Núria González, feminist, activist, lawyer, trade unionist and from Barcelona.
I have to admit to all of you that feminism has gained an ally as unexpected as it is powerful: FIFA.
For a few months there has been a clear intention to try to make women's football fashionable. Starting at home, we see how the two great teams, Barça and Madrid, have removed their girls from ostracism and have focused the lights on them, willing to explore and exploit that half of the population that, according to them, has been the enemy. natural of football afternoons, for being the reason why our loved ones abandoned us afternoon after Sunday afternoon, while we bitterly asked ourselves the reason for that Sunday misfortune. In the case of Madrid the issue is even more difficult because what will be its first women's team is a purchase from a club called “Tacones”. Could it be more appropriate? Obviously not.
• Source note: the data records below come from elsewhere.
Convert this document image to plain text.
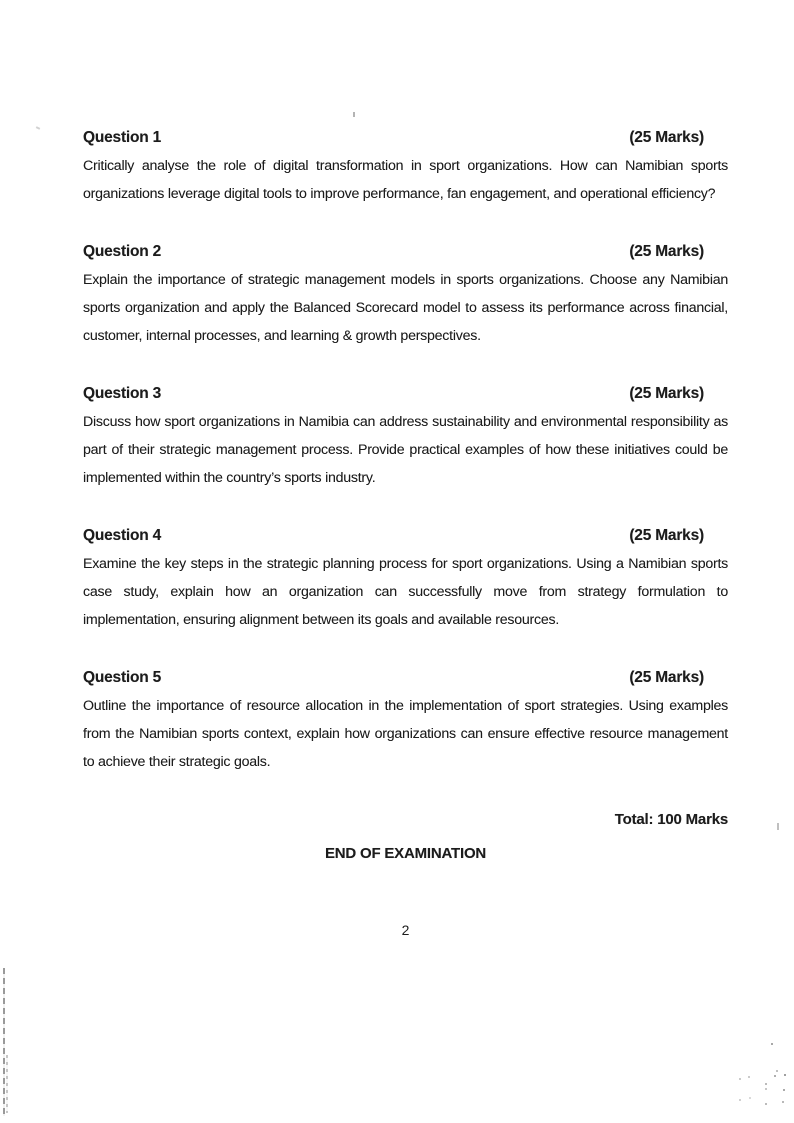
Question 1	(25 Marks)
Critically analyse the role of digital transformation in sport organizations. How can Namibian sports organizations leverage digital tools to improve performance, fan engagement, and operational efficiency?
Question 2	(25 Marks)
Explain the importance of strategic management models in sports organizations. Choose any Namibian sports organization and apply the Balanced Scorecard model to assess its performance across financial, customer, internal processes, and learning & growth perspectives.
Question 3	(25 Marks)
Discuss how sport organizations in Namibia can address sustainability and environmental responsibility as part of their strategic management process. Provide practical examples of how these initiatives could be implemented within the country’s sports industry.
Question 4	(25 Marks)
Examine the key steps in the strategic planning process for sport organizations. Using a Namibian sports case study, explain how an organization can successfully move from strategy formulation to implementation, ensuring alignment between its goals and available resources.
Question 5	(25 Marks)
Outline the importance of resource allocation in the implementation of sport strategies. Using examples from the Namibian sports context, explain how organizations can ensure effective resource management to achieve their strategic goals.
Total: 100 Marks
END OF EXAMINATION
2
But the most surprising thing is happening in the Middle East. The magnanimous regime of Iran has authorized its women to go to the stadium to enjoy the fantastic spectacle of the Iran-Cambodia qualifying match for the Qatar 2022 World Cup. And this country, Qatar, in a fit of libertine madness, has decided not to is going to restrict women's access to championship matches. How much progress, dear sisters! Not in our wildest dreams would we have aspired to such a situation of equality and freedom for our fellow Arabs. 300 years of feminist struggle based on blood, sweat and tears finally bear their true fruits...
But the thing doesn't stop there. For days we have been bombarded with news that Saudi women are finally going to be able to not only go to football, but play football!
In fact, these days the first official women's football championship is inaugurated in Saudi Arabia and be careful, there will be no restrictions with clothing to play!! Of course, they are not going to broadcast it on television, lest the bodies of those women, outside of the veils, burkas and burkinis, incite some impure thoughts from their countrymen and then we will have a problem. The problem.
The same problem as always, but one that some, due to a lack of ideas and others due to pure militant misogynistic patriarchy, want to plug us in, disguised as tradition and freedom of thought. The problem of understanding women as inferior beings, who must live locked up in their homes, in the shadow of their male guardians, or hidden under veils and niqabs, to hide the sinful nature of their bodies that, by the mere fact of existing , they already incite the sin of the heavenly being that is man.
Women who try to escape from this eternal confinement under cloth prisons (not clothing), are discriminated against, persecuted, repudiated, imprisoned and even murdered by the members of their community, in most cases.
However, now FIFA arrives wanting to sell tickets for matches and is not going to allow half of the market to slip away because of a trivial matter of “tradition.” And then, the Muslim gyrfalcons loosen their iron fist over their slaves so as not to jeopardize a business as succulent as a football World Cup and from the West, we are amazed at so much progress through shots on goal, VAR and a lot of bar. As Sabina said, long live jewelry!
We also ignore in passing the small detail that Qatar's football stadiums are being built with slave labor (in April 2018, more than 2 thousand Nepalis were already counted dead in the construction of stadiums and convention centers in Qatar according to the Foundation for International Democracy). And let's also ignore the fact that, once the ball stops rolling, the women who had been able to go to soccer, with prior permission from the entire macho family council, will once again lose even that insignificant moment of air in their faces. , if the wind gets on their faces, of course.
But this whole women's soccer boom serves to normalize that women in soccer stadiums, under veils, burkas and burkinis, are free women who live imprisoned by their perpetual obligation to appear decent by covering their shameful and sinful body of their own free will. Because that's what the folks at FIFA say. Be.